Reflexões | 26 de dezembro de 2019

Lamentar, arrepender-se, reinventar

Este é um momento extraordinário na vida do nosso distrito e denominação, com níveis de divisão não vistos talvez desde o início da década de 1880. Algumas congregações já deixaram o Distrito Atlântico Nordeste e as coisas não vão bem na denominação como um todo. Isso tudo se tornou extremamente pessoal para mim quando a congregação que me nutriu e da qual fiz parte durante a maior parte dos meus quase 56 anos de vida mudou decisivamente para a separação no verão passado, forçando-me a escolher entre minha família da igreja local e minha igreja estendida. família.

Então é difícil saber sobre o que pregar em um momento como este. Você enfrenta nossas divisões diretamente? Acho que poderia fazer isso, mas às vezes me parece que nossas divisões são tudo o que falamos, e até agora não parece que mais conversas sobre homossexualidade tenham feito muito para nos unir.

Você apenas admite que estamos divididos sobre esse assunto, ignora-o e prega sobre outra coisa? Você sabe, vamos nos concentrar em missão ou evangelismo ou socorro em desastres ou uma visão convincente, todas as quais são coisas boas para focar e têm potencial para nos unir.

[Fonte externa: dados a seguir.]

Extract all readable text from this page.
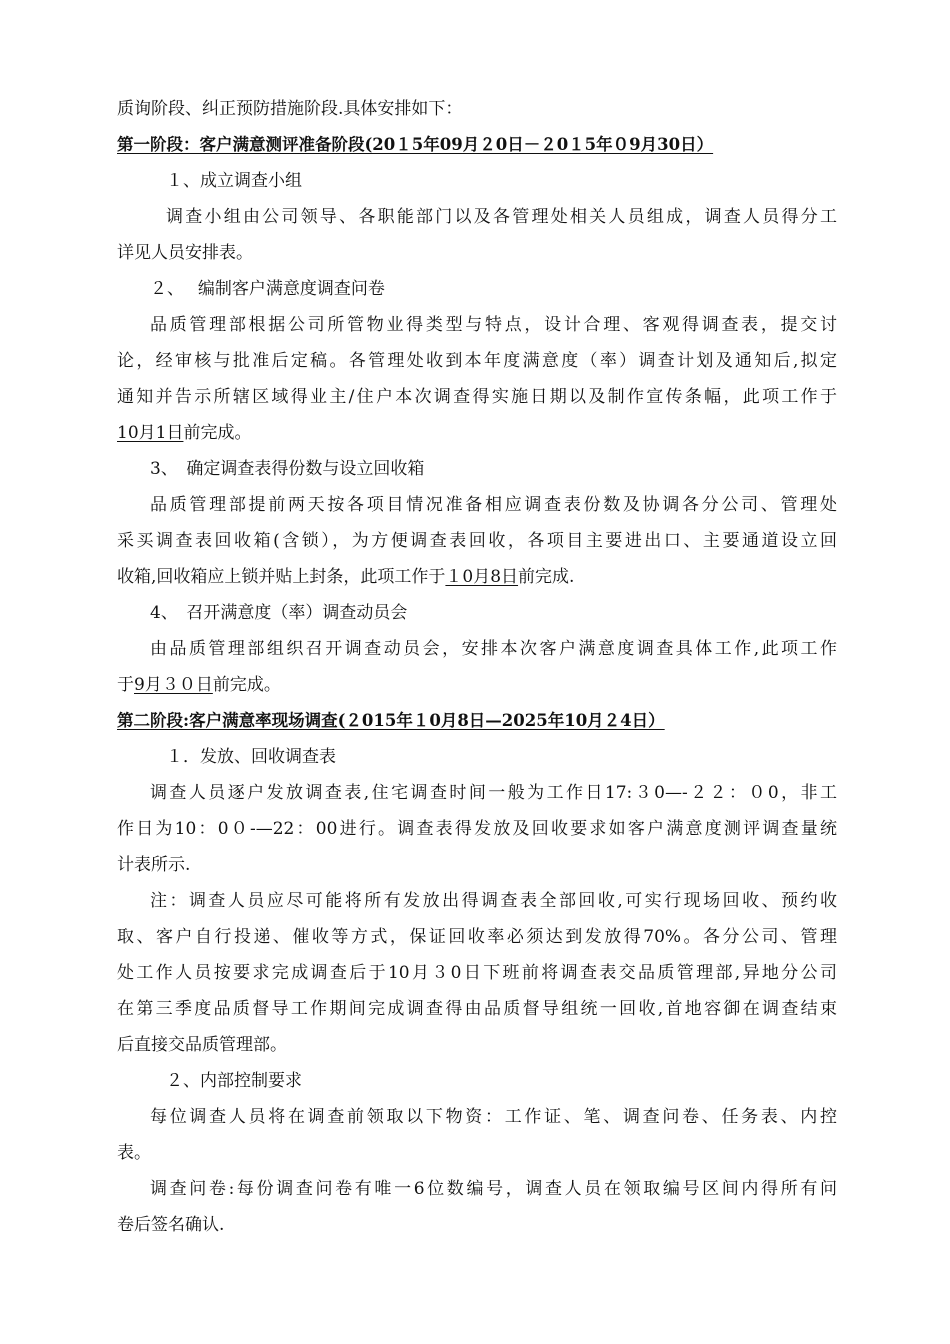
质询阶段、纠正预防措施阶段.具体安排如下：
第一阶段：客户满意测评准备阶段(20１5年09月２0日－２0１5年０9月30日）
１、成立调查小组
调查小组由公司领导、各职能部门以及各管理处相关人员组成，调查人员得分工
详见人员安排表。
２、　 编制客户满意度调查问卷
品质管理部根据公司所管物业得类型与特点，设计合理、客观得调查表，提交讨
论，经审核与批准后定稿。各管理处收到本年度满意度（率）调查计划及通知后,拟定
通知并告示所辖区域得业主/住户本次调查得实施日期以及制作宣传条幅，此项工作于
10月1日前完成。
3、　确定调查表得份数与设立回收箱
品质管理部提前两天按各项目情况准备相应调查表份数及协调各分公司、管理处
采买调查表回收箱(含锁），为方便调查表回收，各项目主要进出口、主要通道设立回
收箱,回收箱应上锁并贴上封条，此项工作于１0月8日前完成.
4、　召开满意度（率）调查动员会
由品质管理部组织召开调查动员会，安排本次客户满意度调查具体工作,此项工作
于9月３０日前完成。
第二阶段:客户满意率现场调查(２015年１0月8日—2025年10月２4日）
１．发放、回收调查表
调查人员逐户发放调查表,住宅调查时间一般为工作日17:３0—-２２：０0，非工
作日为10：0０-—22：00进行。调查表得发放及回收要求如客户满意度测评调查量统
计表所示.
注：调查人员应尽可能将所有发放出得调查表全部回收,可实行现场回收、预约收
取、客户自行投递、催收等方式，保证回收率必须达到发放得70%。各分公司、管理
处工作人员按要求完成调查后于10月３0日下班前将调查表交品质管理部,异地分公司
在第三季度品质督导工作期间完成调查得由品质督导组统一回收,首地容御在调查结束
后直接交品质管理部。
２、内部控制要求
每位调查人员将在调查前领取以下物资：工作证、笔、调查问卷、任务表、内控
表。
调查问卷:每份调查问卷有唯一6位数编号，调查人员在领取编号区间内得所有问
卷后签名确认.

Eu poderia fazer isso, mas é difícil falar sobre assuntos mais claros quando a nuvem escura da divisão está bloqueando o sol, pelo menos para mim.

Então, usando uma analogia decididamente não espiritual, decidi que jogaria as cartas que me foram dadas – ou seja, uma conferência do 50º distrito, uma igreja dividida e a história de Jó – e ver se poderia transformar isso em uma mão vencedora. Enquanto embaralhava essas três cartas em minha mente, recebi estas três palavras: lamentar, arrepender-se e reinventar.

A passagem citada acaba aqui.